Listed in: First Year Seminar, as FYSE-110
Moodle site: Course (Login required)
Nicola M. Courtright (Section 01)
What is our place in nature? How do we feel about natural spaces we encountered growing up
and how do we view the environment of Amherst College and its setting in New England? How did people in the past think about nature and how did they change their environments as a consequence? Did different races experience and alter nature in different ways? How have the ideas and experiences of the past affected us today? And how do we imagine the future of the natural world? Has the current pandemic permanently changed how we think about nature?
This course will explore how our ideas of nature have changed over time. We will give particular attention to the ways we have recreated particular kinds of natural spaces and how we have depicted nature in images. We begin with walks in the nearby wildlife sanctuary, discussions of our past encounters with nature, a study of the Amherst Campus, and, while the weather is still warm, a hike or two. During these excursions we will discuss what we see, take visual notes on the landscape through drawing (no expertise necessary), and discuss and write about how our experience with the land might differ from how people experienced it in the past. We then will explore New England further, discuss ideas about wilderness in the United States, and look closely at American landscape painting. Where do our deeply held assumptions come from? To find out, we will look at poetry, philosophy, Western painting traditions, and scientific illustration. We also will think about why people collect and draw natural specimens, and how they mapped their environments from the Renaissance through the Aztec empire to the current day.

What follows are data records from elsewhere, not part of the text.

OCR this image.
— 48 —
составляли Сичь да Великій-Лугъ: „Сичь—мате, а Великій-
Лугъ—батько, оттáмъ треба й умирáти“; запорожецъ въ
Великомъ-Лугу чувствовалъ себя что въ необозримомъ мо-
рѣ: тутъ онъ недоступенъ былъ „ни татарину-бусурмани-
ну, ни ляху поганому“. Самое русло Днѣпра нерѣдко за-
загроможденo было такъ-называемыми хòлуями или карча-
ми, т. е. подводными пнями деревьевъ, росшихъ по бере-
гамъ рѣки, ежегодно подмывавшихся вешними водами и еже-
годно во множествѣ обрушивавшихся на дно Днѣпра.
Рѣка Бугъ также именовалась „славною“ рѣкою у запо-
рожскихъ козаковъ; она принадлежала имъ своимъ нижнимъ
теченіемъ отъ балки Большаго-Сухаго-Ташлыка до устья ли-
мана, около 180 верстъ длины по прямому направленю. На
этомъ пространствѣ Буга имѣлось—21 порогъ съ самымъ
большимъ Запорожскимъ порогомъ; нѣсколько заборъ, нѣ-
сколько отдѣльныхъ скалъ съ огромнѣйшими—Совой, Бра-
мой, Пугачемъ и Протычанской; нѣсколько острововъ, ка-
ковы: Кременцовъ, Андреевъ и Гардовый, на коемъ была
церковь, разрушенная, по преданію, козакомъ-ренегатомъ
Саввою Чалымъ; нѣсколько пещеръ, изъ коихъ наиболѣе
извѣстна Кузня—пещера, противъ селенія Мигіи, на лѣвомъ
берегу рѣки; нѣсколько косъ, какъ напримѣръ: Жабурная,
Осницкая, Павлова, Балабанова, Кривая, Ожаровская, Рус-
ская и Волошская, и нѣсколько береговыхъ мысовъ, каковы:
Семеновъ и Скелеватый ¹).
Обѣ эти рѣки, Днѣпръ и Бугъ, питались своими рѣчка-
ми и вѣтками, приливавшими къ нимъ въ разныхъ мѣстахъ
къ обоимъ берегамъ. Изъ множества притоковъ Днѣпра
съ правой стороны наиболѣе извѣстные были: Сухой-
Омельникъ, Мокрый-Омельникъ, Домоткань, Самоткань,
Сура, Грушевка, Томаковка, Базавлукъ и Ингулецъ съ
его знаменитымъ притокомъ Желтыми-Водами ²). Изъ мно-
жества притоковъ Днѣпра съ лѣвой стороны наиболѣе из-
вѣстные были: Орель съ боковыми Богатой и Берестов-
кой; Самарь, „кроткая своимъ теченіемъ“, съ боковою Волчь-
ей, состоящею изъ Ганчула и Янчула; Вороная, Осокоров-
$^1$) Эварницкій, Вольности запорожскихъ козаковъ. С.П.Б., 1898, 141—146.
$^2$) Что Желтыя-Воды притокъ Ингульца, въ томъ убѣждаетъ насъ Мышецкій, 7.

The course will provide an introduction to liberal studies by helping students learn how to read and comprehend complex texts and images, respond to them in sophisticated ways, and engage in critical reasoning. We expect students to be active participants in class discussions. Students will write brief abstracts every week about the readings and every other week or so perform close readings of texts, art, maps, and even gardens and landscapes.
In-person teaching in tent until bad weather, then class in classroom and teacher remote.
Office hours outdoors and remotely.
Visits to Mead Art Museum when possible.
Options for online-only participation will be available for those students unable to be present in person.